Again, who are you to determine when I’ve made enough money? I recall a previous president lecturing a tradesman, “I do believe at some point you’ve made enough money.” Now he has no issue with himself being worth 70 million with speeches and make work positions on boards, etc.

 

I’ve known rich people before, and I’ve yet to meet one who had become rich because of “public service.” Obama (and Clinton) was not rich before the presidency, but somehow became fabulously wealthy after the White House. On the contrary, George W Bush was worth 20 million before achieving the presidency, mainly by oil and professional sports. Donald Trump entered the White House a multi-billionaire and actually lost wealth during his term.

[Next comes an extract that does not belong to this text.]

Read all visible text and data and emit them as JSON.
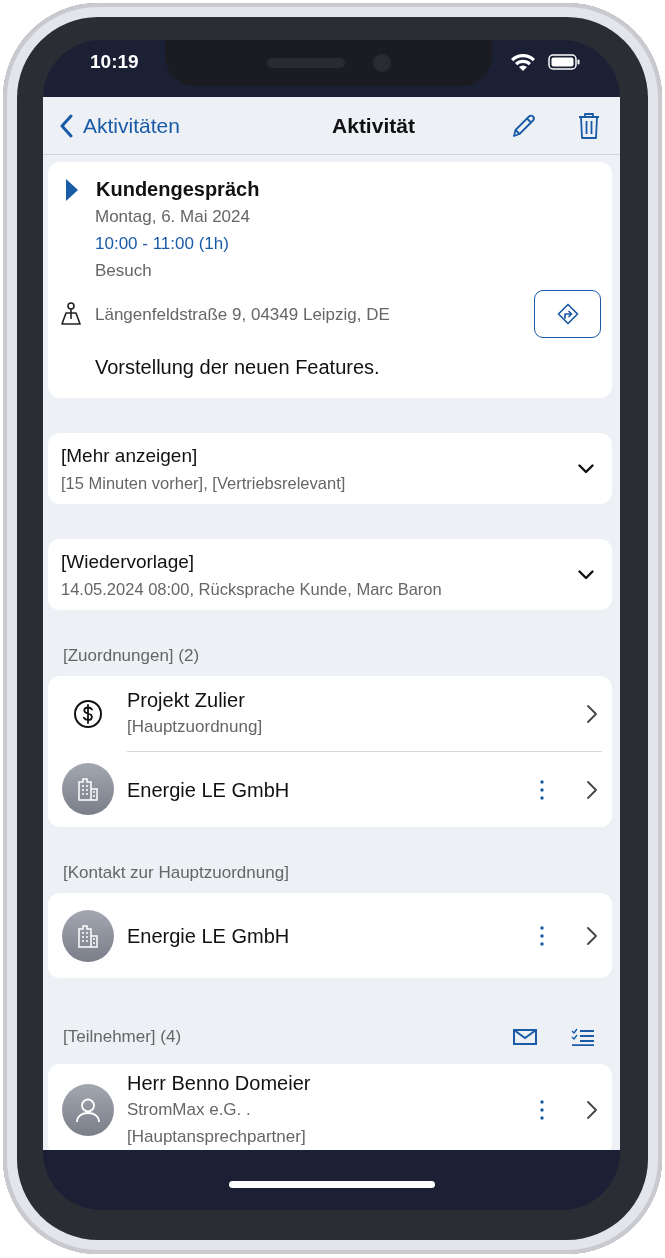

Ronald Reagan was worth over 20 million in 1981. And unlike the current Democratic alumni of the Oval Office, they money is rather unambiguous.

 

A don’t disparage anyone achieving wealth, by legal means. I do take serious offense of a rich leftist lecturing me on achieving a degree of prosperity from their personal yachts and Lear Jets.  

 

And it’s that government and its citizens on which any fortune depends. “Take any multimillionaire or billionaire, and put them on a desert island,” Robeyns writes. “They still have all the same talents and personal traits as before. How rich could they become? Not very rich, obviously.”

 

I think we have the issue here. Obviously on an abandoned island, the effort would be for survival, not things above  food, water, and shelter. But people with intelligence (not necessarily education), ideas, and drive will come up with something that people are willing to spend the results of their labors on, i.e., their disposable income, on. A few examples:

 

-      Henry Ford and his automobile.

 

-      Steve Jobs and Apple computer.

 

-    Elon Musk with electric cars, online pay programs and commercial space launch systems.


-  Joe Kennedy Sr and his whiskey.

 

Of the current ten richest men on earth, nine started with relative non-wealth in their early days. I dare say if you try to take their wealth from them, the company will immediately transfer its flag to a less insane nation like Switzerland or Lower Slovia. These men (and women) have worked for their success. They will not just hand it over to a politician because of a law.

 

But if you want to take the ill-gotten wealth of the superrich, I suggest you go after the liberals who want to steal from the American people. Ms. Bill Clinton, John Kerry (you know, the dude who dodged Massachusetts taxes by docking his yacht in New Hampshire). Let’s  not forget Elizabeth “Faukahuntus” Warren, she of lecturing students to not use real estate to make money, but she has no issue with herself making millions in the market. Or take a look at non-profit programs where the uber rich can park billions of dollars, give away a few million a year and dodge a fortune in taxes (See Bill Gates Discovery Foundation).

 

I have to say I’m interested in reading Ms. Robeyns book, but I definitely don’t want to buy it. Might drive her into illegitimate wealth and we don’t want to drive up her individual wealth.